Split-Screen in Lab to Allow Side-by-Side Design Comparisons

Hi All,

My Team-mate, mat747, and I were discussing an idea in chat to create a “Split-Screen” display option in the Lab, to allow Side-by-Side Comparisons of the finer points of very similar designs.

Although this does not seem like it would be a very easy feature to implement, we thought it would be valuable enough if it were to be implemented, to warrant writing it up here in Get-Satisfaction, to at least make it available as a topic for discussion at Dev Meetings.

Thanks, and Best Regards,

-d9 (with mat747)

I really like this idea.

For the latest round of the Lab I had to draw the three top scoring solutions of the previous round on a white-board and mark the problematic nucleotides to be able to compare them to each other. :frowning:

that would be so awsome!

Two tabs at the very least! Two alone I’d use for comparing locked versus natural views. I could imagine running theoretical models in each one, seeing what minute changes would do, or what a series of changes would do, without having to undo them if that path doesn’t work out.

Would be great for people with multiple monitors, have different views on each monitor.

I’d love to see this.

Another thing I’d like (that should be much easier to implement) is the ability to control-click on nucleotides in the analysis results screen to make it easier to follow when switching between target and actual result modes, like you can with the puzzles.

This is a good idea, but right now, the dev team does not have time to implement it right now. It has been marked as deferred in the bug tracker at number 327.

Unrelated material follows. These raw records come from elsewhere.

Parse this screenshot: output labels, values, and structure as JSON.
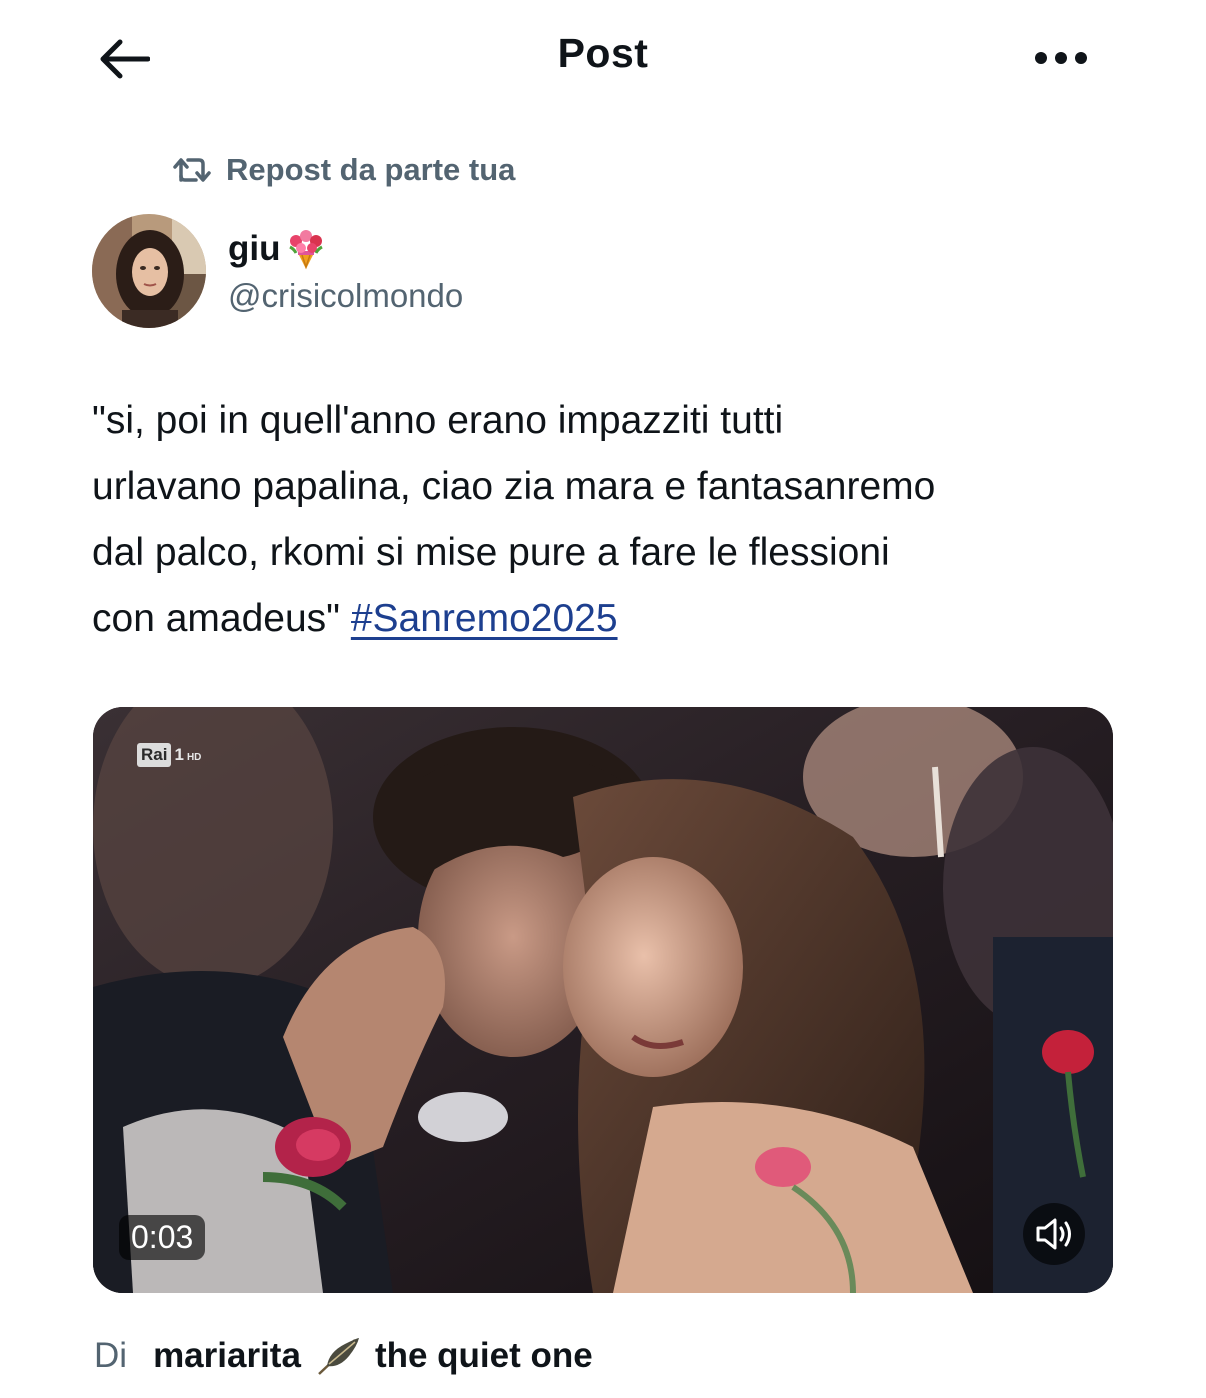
{
  "header": {
    "title": "Post",
    "back_icon": "arrow-left-icon",
    "more_icon": "more-horizontal-icon"
  },
  "repost": {
    "label": "Repost da parte tua",
    "icon": "repost-icon"
  },
  "author": {
    "display_name": "giu",
    "display_name_emoji": "bouquet-icon",
    "handle": "@crisicolmondo"
  },
  "tweet": {
    "lines": [
      "\"si, poi in quell'anno erano impazziti tutti",
      "urlavano papalina, ciao zia mara e fantasanremo",
      "dal palco, rkomi si mise pure a fare le flessioni",
      "con amadeus\" "
    ],
    "hashtag": "#Sanremo2025"
  },
  "video": {
    "channel_logo": "Rai",
    "channel_number": "1",
    "channel_hd": "HD",
    "timestamp": "0:03",
    "sound_icon": "speaker-muted-icon"
  },
  "attribution": {
    "prefix": "Di",
    "name": "mariarita",
    "emoji": "feather-icon",
    "name_suffix": "the quiet one"
  },
  "colors": {
    "text": "#0f1419",
    "secondary": "#536471",
    "hashtag": "#1d3f8f",
    "background": "#ffffff"
  }
}
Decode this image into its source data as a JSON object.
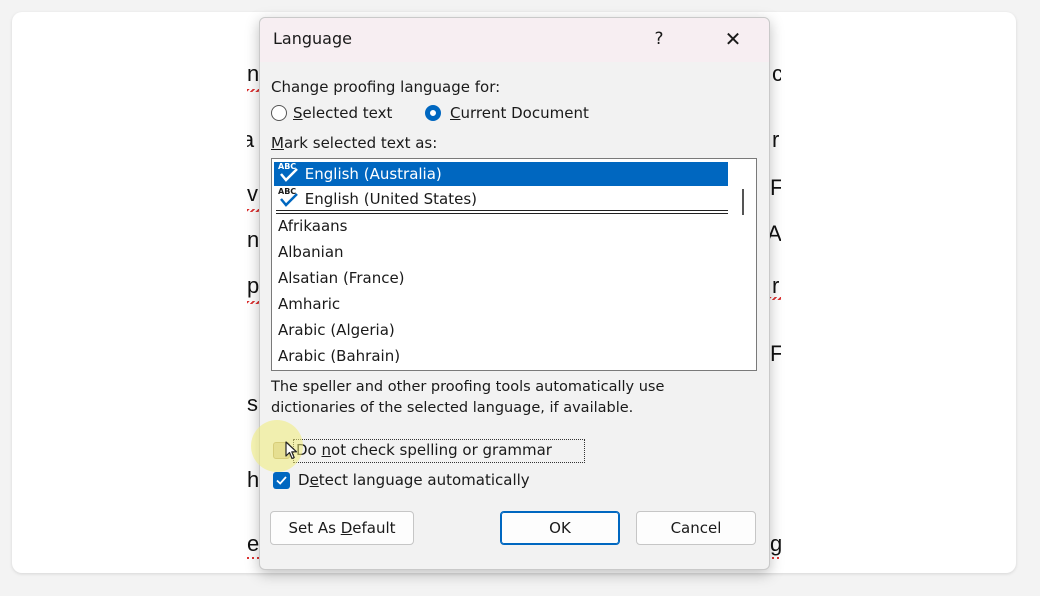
{
  "dialog": {
    "title": "Language",
    "help_label": "?",
    "close_label": "✕",
    "change_proofing_label": "Change proofing language for:",
    "radio_selected_text": {
      "access": "S",
      "rest": "elected text"
    },
    "radio_current_document": {
      "access": "C",
      "rest": "urrent Document"
    },
    "radio_checked": "current_document",
    "mark_selected_label": {
      "access": "M",
      "rest": "ark selected text as:"
    },
    "languages": [
      {
        "label": "English (Australia)",
        "icon": "spellcheck-icon",
        "selected": true
      },
      {
        "label": "English (United States)",
        "icon": "spellcheck-icon",
        "selected": false
      },
      {
        "label": "Afrikaans"
      },
      {
        "label": "Albanian"
      },
      {
        "label": "Alsatian (France)"
      },
      {
        "label": "Amharic"
      },
      {
        "label": "Arabic (Algeria)"
      },
      {
        "label": "Arabic (Bahrain)"
      }
    ],
    "abc_icon_text": "ABC",
    "info_line1": "The speller and other proofing tools automatically use",
    "info_line2": "dictionaries of the selected language, if available.",
    "no_check": {
      "pre": "Do ",
      "access": "n",
      "rest": "ot check spelling or grammar",
      "checked": false
    },
    "detect": {
      "pre": "D",
      "access": "e",
      "rest": "tect language automatically",
      "checked": true
    },
    "set_default": {
      "pre": "Set As ",
      "access": "D",
      "rest": "efault"
    },
    "ok_label": "OK",
    "cancel_label": "Cancel"
  },
  "background_doc": {
    "left_glyphs": [
      "n",
      "la",
      "v",
      "n",
      "p",
      "s",
      "h",
      "e"
    ],
    "right_glyphs": [
      "c",
      "r",
      "F",
      "A",
      "r",
      "F",
      "g"
    ]
  },
  "colors": {
    "accent": "#0067c0",
    "highlight": "#f0ec78"
  }
}
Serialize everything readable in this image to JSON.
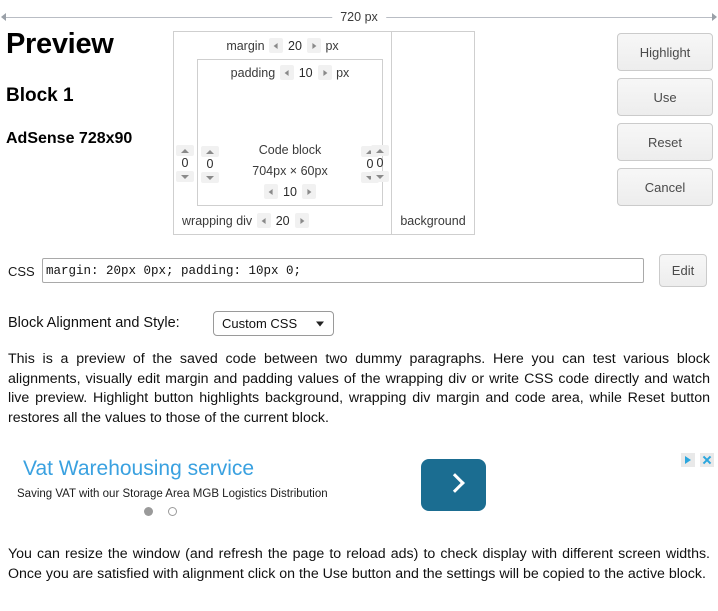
{
  "ruler": {
    "label": "720 px"
  },
  "headings": {
    "preview": "Preview",
    "block": "Block 1",
    "adsense": "AdSense 728x90"
  },
  "boxmodel": {
    "margin_label": "margin",
    "margin_value": "20",
    "margin_unit": "px",
    "padding_label": "padding",
    "padding_value": "10",
    "padding_unit": "px",
    "code_block_label": "Code block",
    "code_block_size": "704px × 60px",
    "left_margin_value": "0",
    "left_padding_value": "0",
    "right_padding_value": "0",
    "right_margin_value": "0",
    "bottom_padding_value": "10",
    "wrapping_div_label": "wrapping div",
    "bottom_margin_value": "20",
    "background_label": "background"
  },
  "buttons": {
    "highlight": "Highlight",
    "use": "Use",
    "reset": "Reset",
    "cancel": "Cancel"
  },
  "css": {
    "label": "CSS",
    "value": "margin: 20px 0px; padding: 10px 0;",
    "placeholder": "",
    "edit_label": "Edit"
  },
  "alignment": {
    "label": "Block Alignment and Style:",
    "selected": "Custom CSS"
  },
  "paragraphs": {
    "first": "This is a preview of the saved code between two dummy paragraphs. Here you can test various block alignments, visually edit margin and padding values of the wrapping div or write CSS code directly and watch live preview. Highlight button highlights background, wrapping div margin and code area, while Reset button restores all the values to those of the current block.",
    "second": "You can resize the window (and refresh the page to reload ads) to check display with different screen widths. Once you are satisfied with alignment click on the Use button and the settings will be copied to the active block."
  },
  "ad": {
    "title": "Vat Warehousing service",
    "description": "Saving VAT with our Storage Area MGB Logistics Distribution",
    "cta_icon": "chevron-right-icon",
    "adchoices_icon": "adchoices-icon",
    "close_icon": "close-icon"
  },
  "colors": {
    "ad_title": "#3aa1e0",
    "ad_cta": "#1b6d91",
    "ad_icon": "#2ba6dd",
    "border": "#cfcfcf"
  }
}
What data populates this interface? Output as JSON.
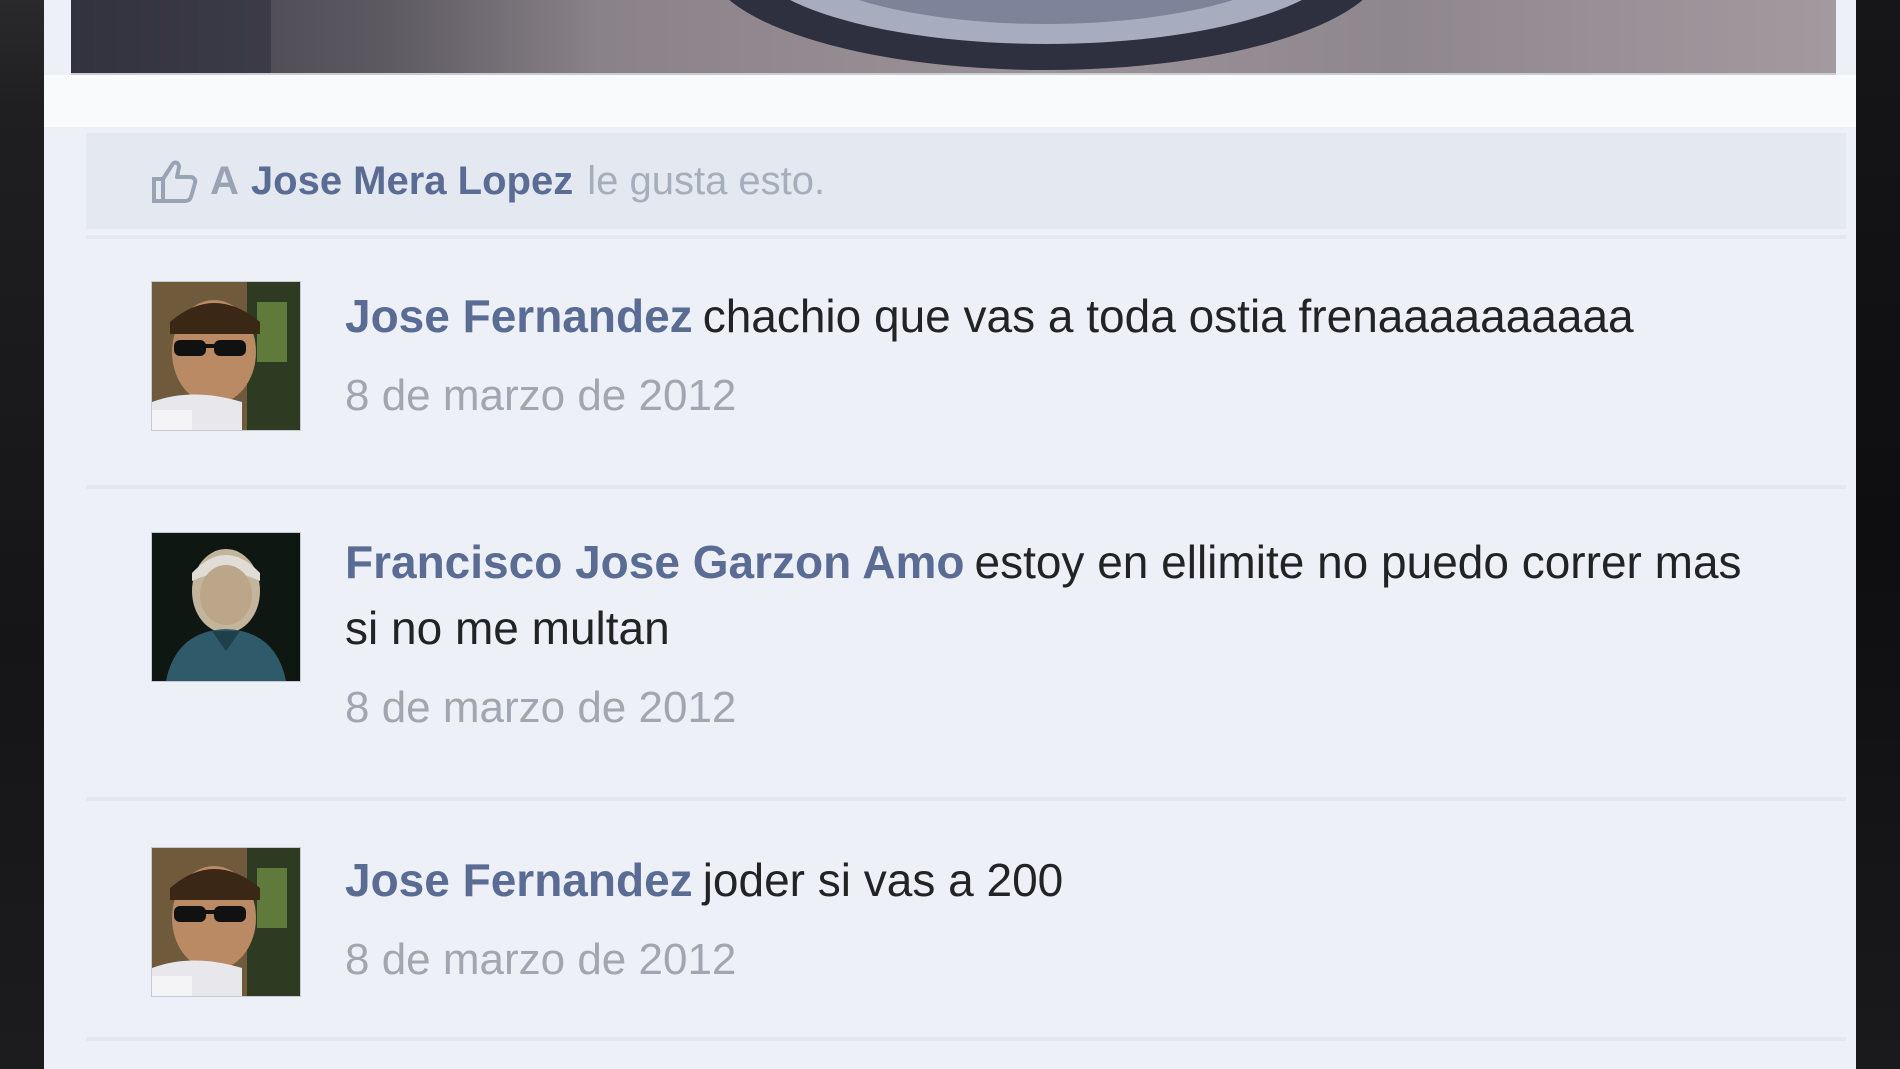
{
  "likes": {
    "prefix": "A",
    "liker": "Jose Mera Lopez",
    "suffix": "le gusta esto."
  },
  "comments": [
    {
      "author": "Jose Fernandez",
      "text": "chachio que vas a toda ostia frenaaaaaaaaaa",
      "date": "8 de marzo de 2012",
      "avatar_icon": "profile-photo-sunglasses"
    },
    {
      "author": "Francisco Jose Garzon Amo",
      "text": "estoy en ellimite no puedo correr mas si no me multan",
      "date": "8 de marzo de 2012",
      "avatar_icon": "profile-photo-older-man"
    },
    {
      "author": "Jose Fernandez",
      "text": "joder si vas a 200",
      "date": "8 de marzo de 2012",
      "avatar_icon": "profile-photo-sunglasses"
    }
  ],
  "colors": {
    "author_link": "#5a6b94",
    "comment_text": "#222325",
    "timestamp": "#a1a6b0",
    "card_background": "#edf0f6",
    "likes_background": "#e4e8f1"
  }
}
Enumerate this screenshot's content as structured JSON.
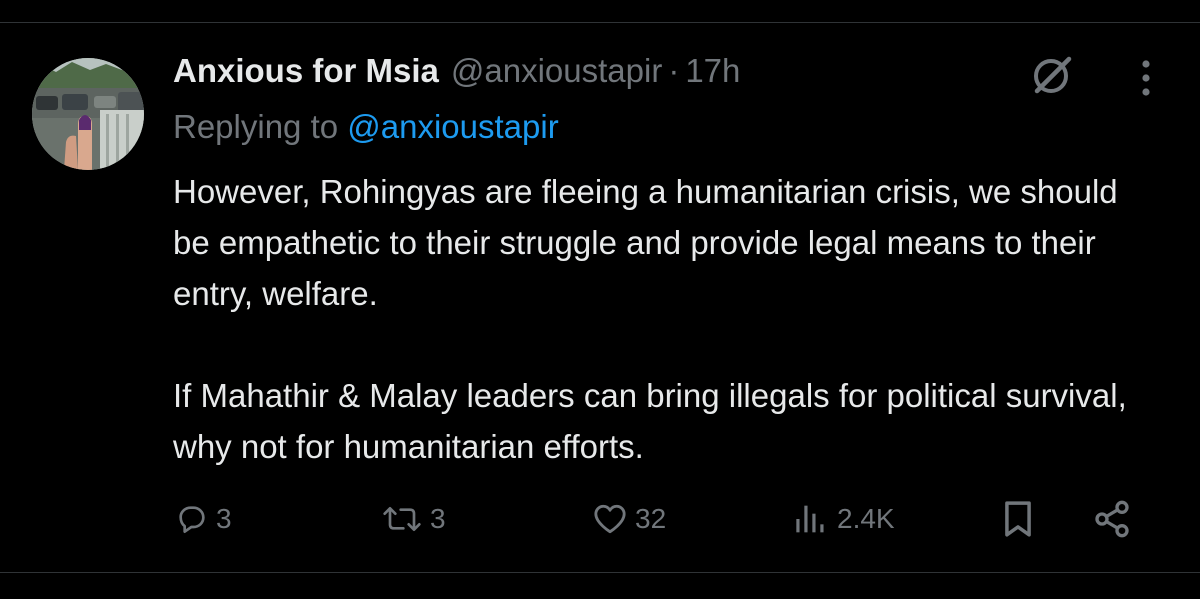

Another idea would be to allow quickly flipping between two designs on a single screen. The ‘flashing’ effect would let the eyes quickly focus on the differences between the designs.

blink analysis is good for spotting differences, but can’t you do that - or the split screen by simply opening a second browser window ?

With blink analysis, your eyes don’t move, just the image changes. I think that is important so that your eyes can detect the changes. (The same way they detect motion). It’s not the same as moving your eyes back and forth between two images.

With respect to the split screen - good point. That seems to work fine.